In an ideal ” perfect fubkcija function “, no bucket should have more than one record; but a small number of collisions is virtually inevitable, even if n is much larger than m — see the birthday problem. When testing a hash function, the uniformity of the distribution of hash values can be evaluated by the chi-squared test.
It is often desirable that the output of a hash function have fixed size but funkfija below. If, for example, the output is constrained to bit integer values, the hash values can be used to index into an array.
Such hashing is commonly used to accelerate data searches.
Producing fixed-length output from variable length funkcja can be accomplished by breaking the input data into chunks of specific size. Hash functions used for data searches use some arithmetic expression which iteratively processes chunks of the input such as the characters in a string to produce the hash value. In this case, their size, which is called block sizeis much bigger than the size of the hash value.
In many applications, the range of hash values may be different for each run of the program, or may change along the same run for instance, when a hash table needs to be expanded.
In those situations, one needs a hash function which takes two parameters—the input data zand the number n of allowed hash values. If n is itself a power of 2, this can be done by bit masking and bit shifting.

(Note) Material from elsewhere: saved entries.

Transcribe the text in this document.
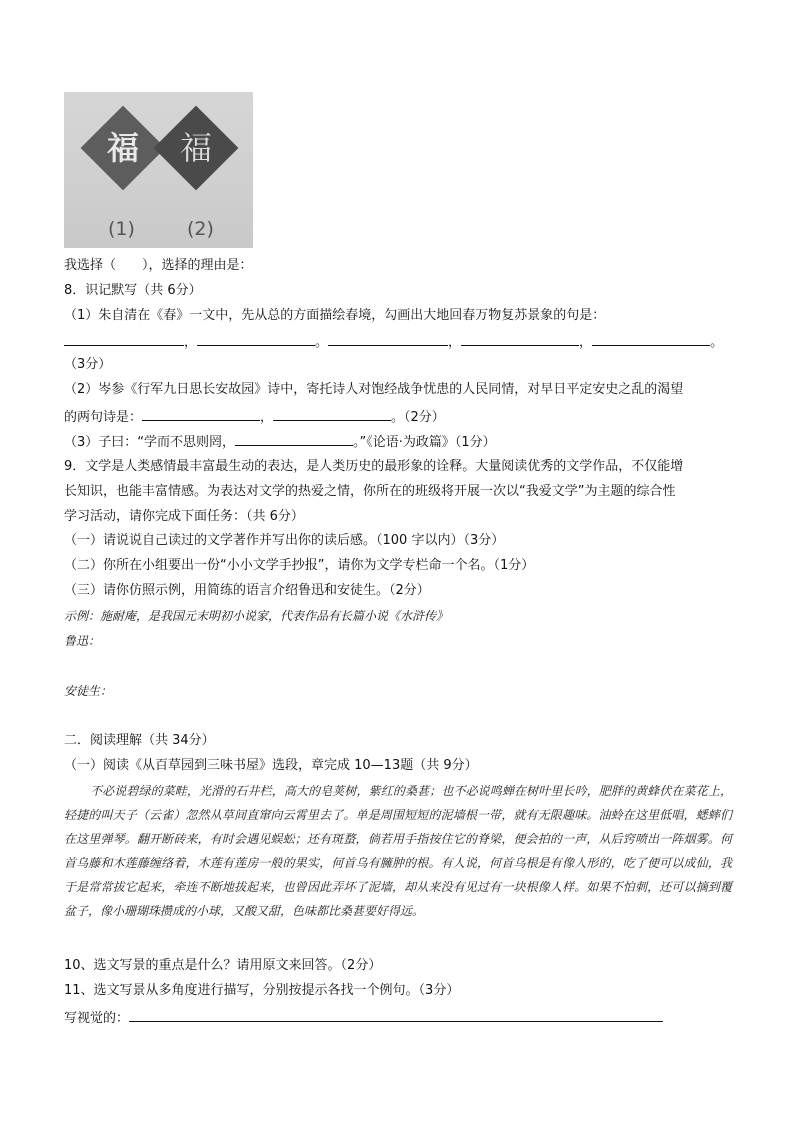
福 福
(1)	(2)
我选择（　　），选择的理由是：
8．识记默写（共 6分）
（1）朱自清在《春》一文中，先从总的方面描绘春境，勾画出大地回春万物复苏景象的句是：
，	。	，	，	。
（3分）
（2）岑参《行军九日思长安故园》诗中，寄托诗人对饱经战争忧患的人民同情，对早日平定安史之乱的渴望
的两句诗是：	，	。（2分）
（3）子曰：“学而不思则罔，	。”《论语·为政篇》（1分）
9．文学是人类感情最丰富最生动的表达，是人类历史的最形象的诠释。大量阅读优秀的文学作品，不仅能增
长知识，也能丰富情感。为表达对文学的热爱之情，你所在的班级将开展一次以“我爱文学”为主题的综合性
学习活动，请你完成下面任务：（共 6分）
（一）请说说自己读过的文学著作并写出你的读后感。（100 字以内）（3分）
（二）你所在小组要出一份“小小文学手抄报”，请你为文学专栏命一个名。（1分）
（三）请你仿照示例，用简练的语言介绍鲁迅和安徒生。（2分）
示例：施耐庵，是我国元末明初小说家，代表作品有长篇小说《水浒传》
鲁迅：
安徒生：
二．阅读理解（共 34分）
（一）阅读《从百草园到三味书屋》选段，章完成 10—13题（共 9分）
不必说碧绿的菜畦，光滑的石井栏，高大的皂荚树，紫红的桑葚；也不必说鸣蝉在树叶里长吟，肥胖的黄蜂伏在菜花上，轻捷的叫天子（云雀）忽然从草间直窜向云霄里去了。单是周围短短的泥墙根一带，就有无限趣味。油蛉在这里低唱，蟋蟀们在这里弹琴。翻开断砖来，有时会遇见蜈蚣；还有斑蝥，倘若用手指按住它的脊梁，便会拍的一声，从后窍喷出一阵烟雾。何首乌藤和木莲藤缠络着，木莲有莲房一般的果实，何首乌有臃肿的根。有人说，何首乌根是有像人形的，吃了便可以成仙，我于是常常拔它起来，牵连不断地拔起来，也曾因此弄坏了泥墙，却从来没有见过有一块根像人样。如果不怕刺，还可以摘到覆盆子，像小珊瑚珠攒成的小球，又酸又甜，色味都比桑葚要好得远。
10、选文写景的重点是什么？请用原文来回答。（2分）
11、选文写景从多角度进行描写，分别按提示各找一个例句。（3分）
写视觉的：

Depending on the function, the remainder may be uniform only for certain values of ne. We can allow the table size n to not be a power of 2 and still not have to perform any remainder or division operation, as these computations are sometimes costly. For example, let n be significantly less than 2 b. We can replace the division by a possibly faster right bit shift: When the hash function is used to store values in a hash table that outlives the run of the program, and the hash table needs to be expanded or shrunk, the hash table is referred to as a dynamic hash table.

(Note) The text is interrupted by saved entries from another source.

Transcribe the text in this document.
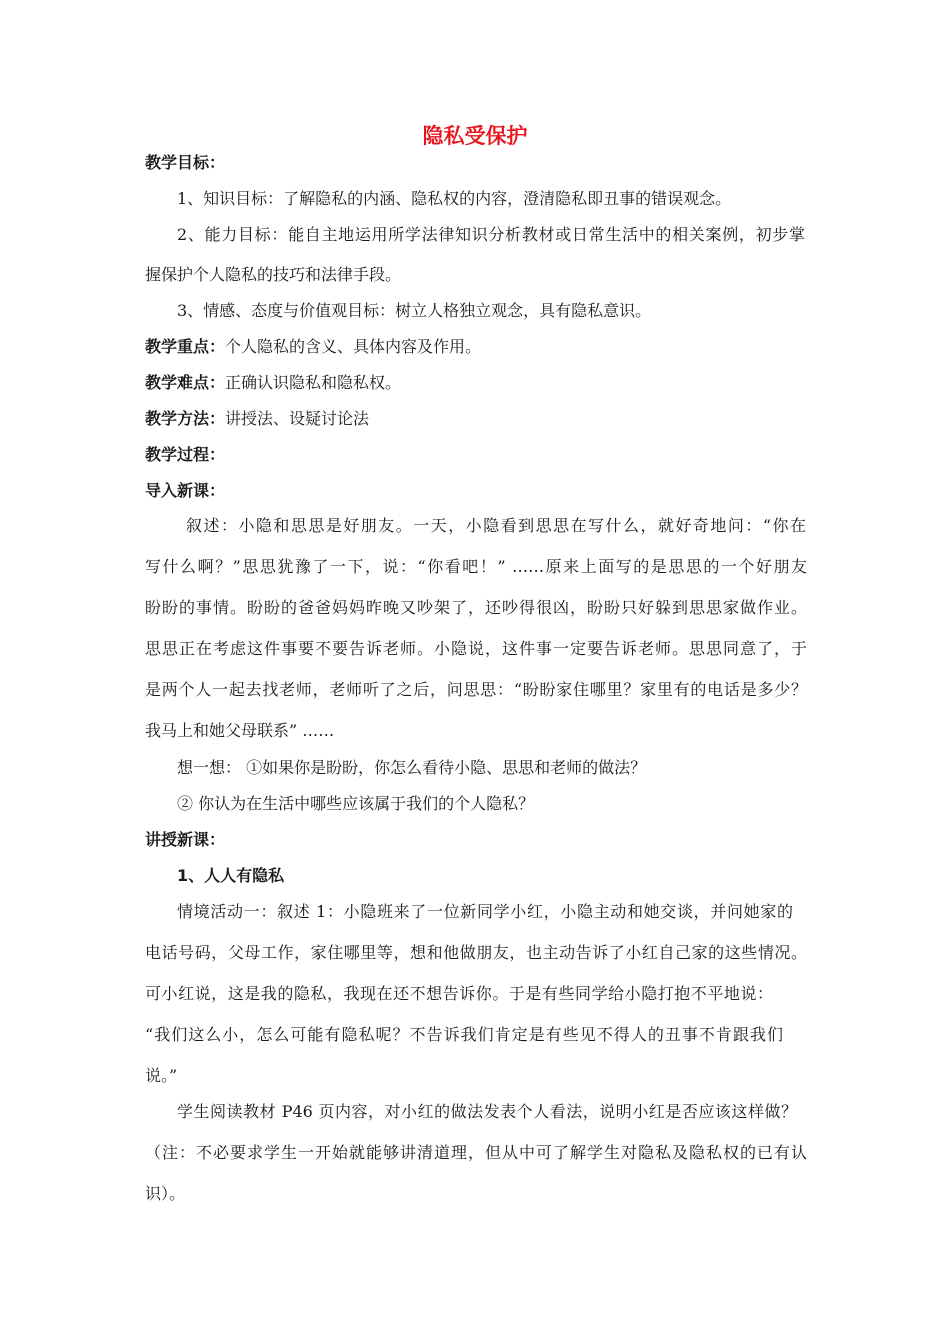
隐私受保护
教学目标：
1、知识目标：了解隐私的内涵、隐私权的内容，澄清隐私即丑事的错误观念。
2、能力目标：能自主地运用所学法律知识分析教材或日常生活中的相关案例，初步掌
握保护个人隐私的技巧和法律手段。
3、情感、态度与价值观目标：树立人格独立观念，具有隐私意识。
教学重点：个人隐私的含义、具体内容及作用。
教学难点：正确认识隐私和隐私权。
教学方法：讲授法、设疑讨论法
教学过程：
导入新课：
叙述：小隐和思思是好朋友。一天，小隐看到思思在写什么，就好奇地问：“你在
写什么啊？”思思犹豫了一下，说：“你看吧！” ……原来上面写的是思思的一个好朋友
盼盼的事情。盼盼的爸爸妈妈昨晚又吵架了，还吵得很凶，盼盼只好躲到思思家做作业。
思思正在考虑这件事要不要告诉老师。小隐说，这件事一定要告诉老师。思思同意了，于
是两个人一起去找老师，老师听了之后，问思思：“盼盼家住哪里？家里有的电话是多少？
我马上和她父母联系” ……
想一想： ①如果你是盼盼，你怎么看待小隐、思思和老师的做法？
② 你认为在生活中哪些应该属于我们的个人隐私？
讲授新课：
1、人人有隐私
情境活动一：叙述 1：小隐班来了一位新同学小红，小隐主动和她交谈，并问她家的
电话号码，父母工作，家住哪里等，想和他做朋友，也主动告诉了小红自己家的这些情况。
可小红说，这是我的隐私，我现在还不想告诉你。于是有些同学给小隐打抱不平地说：
“我们这么小，怎么可能有隐私呢？不告诉我们肯定是有些见不得人的丑事不肯跟我们
说。”
学生阅读教材 P46 页内容，对小红的做法发表个人看法，说明小红是否应该这样做？
（注：不必要求学生一开始就能够讲清道理，但从中可了解学生对隐私及隐私权的已有认
识）。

Linear hashing and spiral storage are examples of dynamic hash functions that execute in constant time but relax the property of uniformity to achieve the minimal movement property. Extendible hashing uses a dynamic hash function that requires space proportional to n to compute the hash function, and it becomes a function of the previous keys that have been inserted. Several algorithms that preserve the uniformity property but require time proportional to n to compute the value of H zn have been invented.
A hash function with minimal movement is especially useful in distributed hash tables. In some applications, the input data may contain features that are irrelevant for comparison purposes.
For example, when looking up a personal name, it may be desirable to ignore the distinction between upper and lower case letters. For such data, one must use a hash function that is compatible with the data equivalence criterion being used: This can be accomplished by normalizing the input before hashing it, as by upper-casing all letters.
Note that continuity is usually considered a fatal flaw for checksums, cryptographic hash functionsand other related concepts.
Continuity is desirable for hash functions only in some applications, such as hash tables used in Nearest neighbor search. In cryptographic applications, hash functions are typically expected to be practically non-invertiblemeaning that it is not realistic to reconstruct the input datum x from its hash value h x alone without spending great amounts of computing time see also One-way function.
For most types of hashing functions, the choice of the function depends strongly on the nature of the input data, and their probability distribution in the intended application.
If the data to be hashed is small enough, one can use the data itself reinterpreted as an integer as the hashed value. The cost of computing this “trivial” identity hash function is effectively zero.